Perikanan Tangkap Terukur, Nelayan Sejahtera atau Sebaliknya?

Proses Pemindahan Ikan Tuna. KEMENTERIAN KELAUTAN DAN PERIKANAN

Indonesia memiliki kekayaan alam yang melimpah dan beraneka ragam mulai dari sektor pertanian, tambang, hingga perikanan. Pada sektor perikanan, begitu melimpah potensi perikanan yang ada ditunjang dengan luasnya laut yang dimiliki. Hal ini selaras dengan kebutuhan permintaan pasar ikan laut domestik maupun internasional yang semakin naik.

Konsumsi ikan laut di Indonesia tiap tahun semakin naik, sebagai sumber protein alternatif pilihan selain daging ayam, telur, maupun daging sapi. Harga yang terjangkau, rasa daging yang khas, serta tingginya nutrisi yang terkandung membuat masyarakat indonesia semakin gemar mengonsumsinya.

Produk olahan ikan yang dihasilkan juga semakin beraneka ragam dari mulai fillet, bakso, otak-otak, sampai sushi. Sehingga, pemanfaatan perikanan laut perlu dilakukan secara optimal demi terpenuhinya gizi masyarakat.

Pada tanggal 16 april 2022, diselenggarakan diskusi dan webinar mengenai ‘Pengelolaan Perikanan Tangkap Terukur’ yang diadakan oleh Ikatan Cendekiawan Muslim Indonesia (ICMI) wilayah Jawa Tengah bekerja sama dengan Ikatan Sarjana Perikanan (ISPIKANI) cabang Jawa Tengah. Acara tersebut mengundang beberapa stakeholder seperti Dewan Pakar DPP ICMI, Komisi Nasional KAJISKAN, Masyarakat Perikanan Nusantara (MPN), Akademisi, Himpunan Nelayan Seluruh Indonesia (HNSI), dan lain sebagainya. Kontribusi dari para stakeholder dapat dijadikan bahan pertimbangan dalam menghasilkan kebijakan perikanan yang keberlanjutan, memajukan perikanan Indonesia, dan menyejahterakan nelayan.

Pengelolaan perikanan perlu dilakukan secara bijak, tidak hanya mengacu pada produksi saja tetapi juga keberlangsungan ekosistem serta keberlanjutannya. Menurut Nimmi Zulbainarni, pengelolaan yang dimaksud dengan cara menerapkan blue economy dalam pemenuhannya tanpa mengorbankan kemampuan generasi mendatang dengan berinovasi dan menciptakan lapangan pekerjaan. Secara kaidah sosial dan ekonomi, hal tersebut memungkinkan sehingga kesejahteraan meningkat dengan merata.

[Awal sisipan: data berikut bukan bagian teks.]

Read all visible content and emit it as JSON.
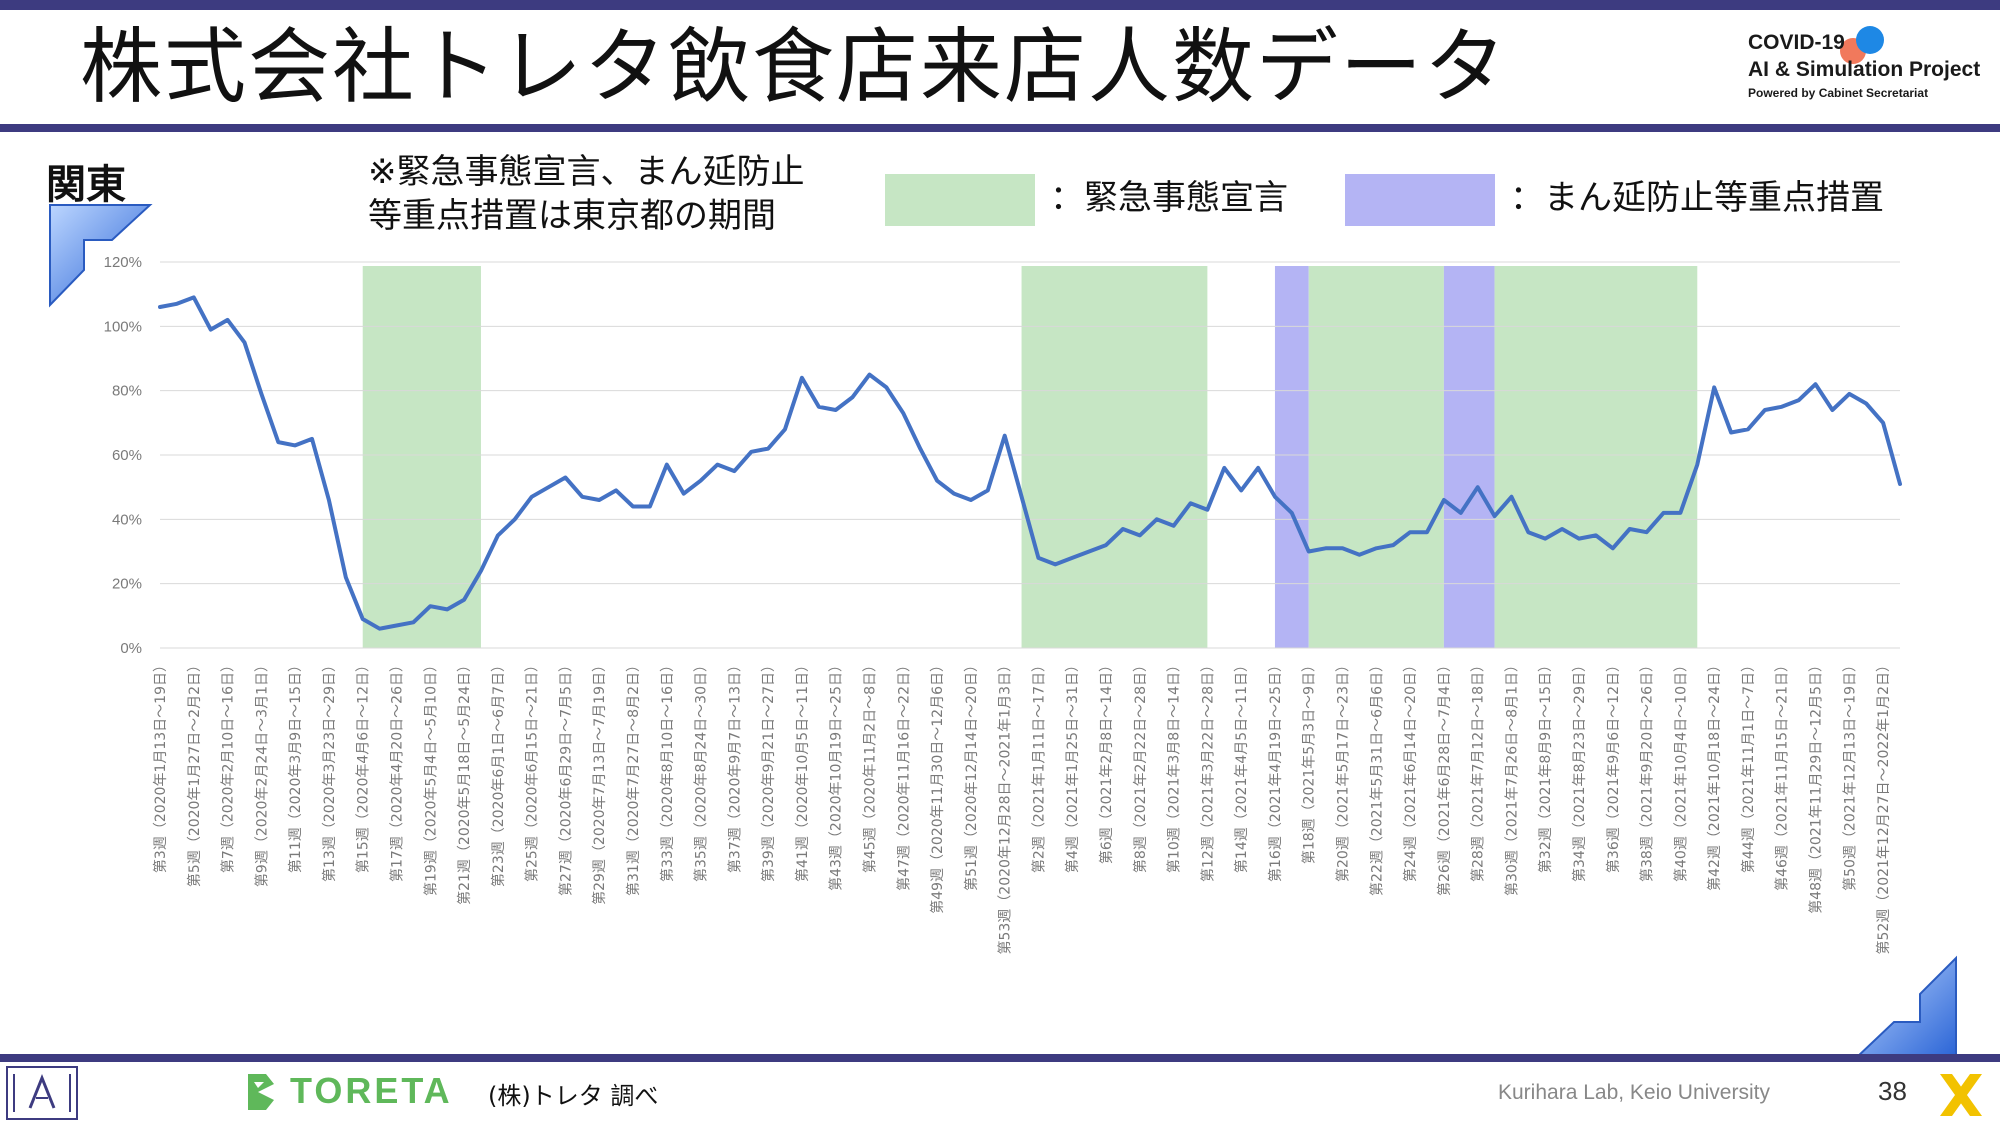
{
  "header": {
    "title": "株式会社トレタ飲食店来店人数データ",
    "project_line1": "COVID-19",
    "project_line2": "AI & Simulation Project",
    "project_line3": "Powered by Cabinet Secretariat"
  },
  "region_label": "関東",
  "note_line1": "※緊急事態宣言、まん延防止",
  "note_line2": "等重点措置は東京都の期間",
  "legend": {
    "emergency": {
      "label": "：緊急事態宣言",
      "color": "#c6e6c4"
    },
    "semi_emergency": {
      "label": "：まん延防止等重点措置",
      "color": "#b4b4f4"
    }
  },
  "footer": {
    "company": "TORETA",
    "source": "(株)トレタ 調べ",
    "lab": "Kurihara Lab, Keio University",
    "page": "38"
  },
  "chart_data": {
    "type": "line",
    "ylim": [
      0,
      120
    ],
    "yticks": [
      "0%",
      "20%",
      "40%",
      "60%",
      "80%",
      "100%",
      "120%"
    ],
    "grid": true,
    "line_color": "#4472c4",
    "x_labels": [
      "第3週（2020年1月13日～19日）",
      "第5週（2020年1月27日～2月2日）",
      "第7週（2020年2月10日～16日）",
      "第9週（2020年2月24日～3月1日）",
      "第11週（2020年3月9日～15日）",
      "第13週（2020年3月23日～29日）",
      "第15週（2020年4月6日～12日）",
      "第17週（2020年4月20日～26日）",
      "第19週（2020年5月4日～5月10日）",
      "第21週（2020年5月18日～5月24日）",
      "第23週（2020年6月1日～6月7日）",
      "第25週（2020年6月15日～21日）",
      "第27週（2020年6月29日～7月5日）",
      "第29週（2020年7月13日～7月19日）",
      "第31週（2020年7月27日～8月2日）",
      "第33週（2020年8月10日～16日）",
      "第35週（2020年8月24日～30日）",
      "第37週（2020年9月7日～13日）",
      "第39週（2020年9月21日～27日）",
      "第41週（2020年10月5日～11日）",
      "第43週（2020年10月19日～25日）",
      "第45週（2020年11月2日～8日）",
      "第47週（2020年11月16日～22日）",
      "第49週（2020年11月30日～12月6日）",
      "第51週（2020年12月14日～20日）",
      "第53週（2020年12月28日～2021年1月3日）",
      "第2週（2021年1月11日～17日）",
      "第4週（2021年1月25日～31日）",
      "第6週（2021年2月8日～14日）",
      "第8週（2021年2月22日～28日）",
      "第10週（2021年3月8日～14日）",
      "第12週（2021年3月22日～28日）",
      "第14週（2021年4月5日～11日）",
      "第16週（2021年4月19日～25日）",
      "第18週（2021年5月3日～9日）",
      "第20週（2021年5月17日～23日）",
      "第22週（2021年5月31日～6月6日）",
      "第24週（2021年6月14日～20日）",
      "第26週（2021年6月28日～7月4日）",
      "第28週（2021年7月12日～18日）",
      "第30週（2021年7月26日～8月1日）",
      "第32週（2021年8月9日～15日）",
      "第34週（2021年8月23日～29日）",
      "第36週（2021年9月6日～12日）",
      "第38週（2021年9月20日～26日）",
      "第40週（2021年10月4日～10日）",
      "第42週（2021年10月18日～24日）",
      "第44週（2021年11月1日～7日）",
      "第46週（2021年11月15日～21日）",
      "第48週（2021年11月29日～12月5日）",
      "第50週（2021年12月13日～19日）",
      "第52週（2021年12月27日～2022年1月2日）"
    ],
    "values": [
      106,
      107,
      109,
      99,
      102,
      95,
      79,
      64,
      63,
      65,
      46,
      22,
      9,
      6,
      7,
      8,
      13,
      12,
      15,
      24,
      35,
      40,
      47,
      50,
      53,
      47,
      46,
      49,
      44,
      44,
      57,
      48,
      52,
      57,
      55,
      61,
      62,
      68,
      84,
      75,
      74,
      78,
      85,
      81,
      73,
      62,
      52,
      48,
      46,
      49,
      66,
      47,
      28,
      26,
      28,
      30,
      32,
      37,
      35,
      40,
      38,
      45,
      43,
      56,
      49,
      56,
      47,
      42,
      30,
      31,
      31,
      29,
      31,
      32,
      36,
      36,
      46,
      42,
      50,
      41,
      47,
      36,
      34,
      37,
      34,
      35,
      31,
      37,
      36,
      42,
      42,
      57,
      81,
      67,
      68,
      74,
      75,
      77,
      82,
      74,
      79,
      76,
      70,
      51
    ],
    "emergency_periods": [
      {
        "type": "emergency",
        "start": 12,
        "end": 19
      },
      {
        "type": "emergency",
        "start": 51,
        "end": 62
      },
      {
        "type": "semi_emergency",
        "start": 66,
        "end": 68
      },
      {
        "type": "emergency",
        "start": 68,
        "end": 76
      },
      {
        "type": "semi_emergency",
        "start": 76,
        "end": 79
      },
      {
        "type": "emergency",
        "start": 79,
        "end": 91
      }
    ]
  }
}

Kebijakan dalam bidang perikanan sangat diperlukan untuk mencapai kesejahteraan yang diinginkan masyarakat Indonesia. Berbicara mengenai perikanan tangkap, jika tidak diatur kebijakannya maka penangkapan ikan yang berlebih akan menjadi masalah kedepannya.

Komoditas ikan tuna yang memiliki nilai ekonomis yang tinggi maka semakin tinggi penangkapan yang terjadi. Jadi perlu suatu regulasi yang tepat untuk mengerem hal tersebut. Penangkapan ikan yang berlebih (overfishing) tidak bisa dilihat sebagai suatu sifat rakus dari nelayan tetapi karena regulasi yang kurang tepat. Sehingga, pembuatan peraturan harus dilihat dari berbagai aspek sehingga dapat memberikan kesejahteraan bagi seluruh masyarakat.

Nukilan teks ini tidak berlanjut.